Offline markosprawira

  • KalyanaMitta
  • *****
  • Posts: 6.449
  • Reputasi: 155
PENJELASAN MENGENAI CERITA PETA SANUVASIN
« on: 09 August 2007, 09:43:53 AM »
'Sesepuh dari kota Kundi.' Ini dikatakan ketika Sang Guru sedang berdiam di Hutan Bambu sehubungan dengan beberapa famili-peta dari bhikkhu thera Sanuvasin.

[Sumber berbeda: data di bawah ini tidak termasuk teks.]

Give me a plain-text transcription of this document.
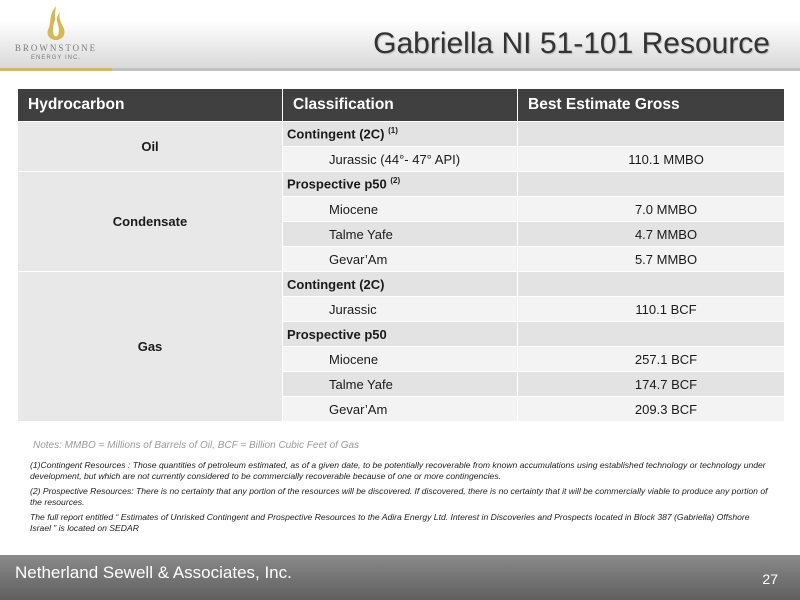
BROWNSTONE
ENERGY INC.	Gabriella NI 51-101 Resource
Hydrocarbon	Classification	Best Estimate Gross
Oil	Contingent (2C) $^{(1)}$	
	Jurassic (44°- 47° API)	110.1 MMBO
Condensate	Prospective p50 $^{(2)}$	
	Miocene	7.0 MMBO
	Talme Yafe	4.7 MMBO
	Gevar’Am	5.7 MMBO
Gas	Contingent (2C)	
	Jurassic	110.1 BCF
	Prospective p50	
	Miocene	257.1 BCF
	Talme Yafe	174.7 BCF
	Gevar’Am	209.3 BCF
Notes: MMBO = Millions of Barrels of Oil, BCF = Billion Cubic Feet of Gas

(1)Contingent Resources : Those quantities of petroleum estimated, as of a given date, to be potentially recoverable from known accumulations using established technology or technology under development, but which are not currently considered to be commercially recoverable because of one or more contingencies.

(2) Prospective Resources: There is no certainty that any portion of the resources will be discovered. If discovered, there is no certainty that it will be commercially viable to produce any portion of the resources.

The full report entitled “ Estimates of Unrisked Contingent and Prospective Resources to the Adira Energy Ltd. Interest in Discoveries and Prospects located in Block 387 (Gabriella) Offshore Israel ” is located on SEDAR

Netherland Sewell & Associates, Inc.	27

Dikatakan bahwa dahulu kala di Benares putra dari raja Kitava sedang dalam perjalanan pulang setelah berolahraga di taman hiburan. Dia melihat Paccekabuddha Sunetta meninggalkan kota setelah berkeliling mengumpulkan dana makanan. Mabuk karena kesombongan memiliki kekuasaan dan karena memang jelek akhlaknya, dia berpikir 'Betapa beraninya si gundul itu lewat tanpa memberi hormat anjali padaku'. Maka putra raja itu pun turun dari punggung gajah dan berkata pada bhikkhu itu, 'Apakah engkau memperoleh dana makanan, saya ingin tahu?' Sambil berkata demikian, dia merampas mangkuk dari tangan bhikkhu tersebut, melemparkannya ke tanah dan menghancurkannya. Dicemoohnya bhikkhu itu, sementara thera tersebut (berdiri) memandang dengan bakti dihatinya, dengan mata yang tertuju ke bawah, lembut, rileks dan menyebarkan cinta kasih, tak terganggu karena telah mencapai Kesedemikianan di dalam segala situasi. Putra raja kemudian beranjak sambil berkata dengan pikiran yang dengki karena
kebencian yang tidak pada tempatnya, 'Tidakkah engkau tahu bahwa saya adalah putra raja Kitava? Apa manfaatmu bagiku, hanya memandang (seperti itu)?' Tetapi begitu dia pergi, muncul energi yang amat panas di sekeliling tubuhnya, yang menyerupai panasnya api neraka. Dengan tubuh yang dikuasai oleh siksaan yang besar, dikuasai oleh perasaan sengsara yang luar biasa mencekam, dia mati dan muncul di Neraka Besar Avici. Di sana dia direbus selama 84.000 tahun sementara dia berdiri dan dibolak-balik dengan berbagai cara – ke sisi kanan, ke sisi kiri, telentang, tengkurap. Ketika jatuh dari sana, dia menjalani kesengsaraan karena kelaparan dan kehausan dan sebagainya selama jangka waktu yang tak terbatas di antara para peta. Ketika jatuh dari sana, dia muncul di suatu desa nelayan di dekat kota Kundi selama masa-Bud­dha ini. Di sana, muncul di dalam dirinya kemampuan untuk mengingat kehidupan-kehidupan lampaunya. Lewat sarana ini dia dapat mengingat kesengsaraan yang telah
dijalaninya di masa lampau. Karena ketakutan akan tindakan-tindakan jahat, maka dia tidak mau pergi menangkap ikan bersama dengan sanak saudaranya, walaupun dia sudah cukup umur. Ketika mereka pergi, dia bersembunyi karena tidak mau membunuh ikan; sedangkan jika dia pergi, dia akan merusak jala atau mengambil ikan-ikan yang masih hidUp untuk dilepaskan kembali ke dalam air. Karena tidak setuju akan tindakannya, sanak saudaranya pun mengusirnya dari rumah mereka. Tetapi ada satu saudara kandung lelaki yang amat menyayanginya.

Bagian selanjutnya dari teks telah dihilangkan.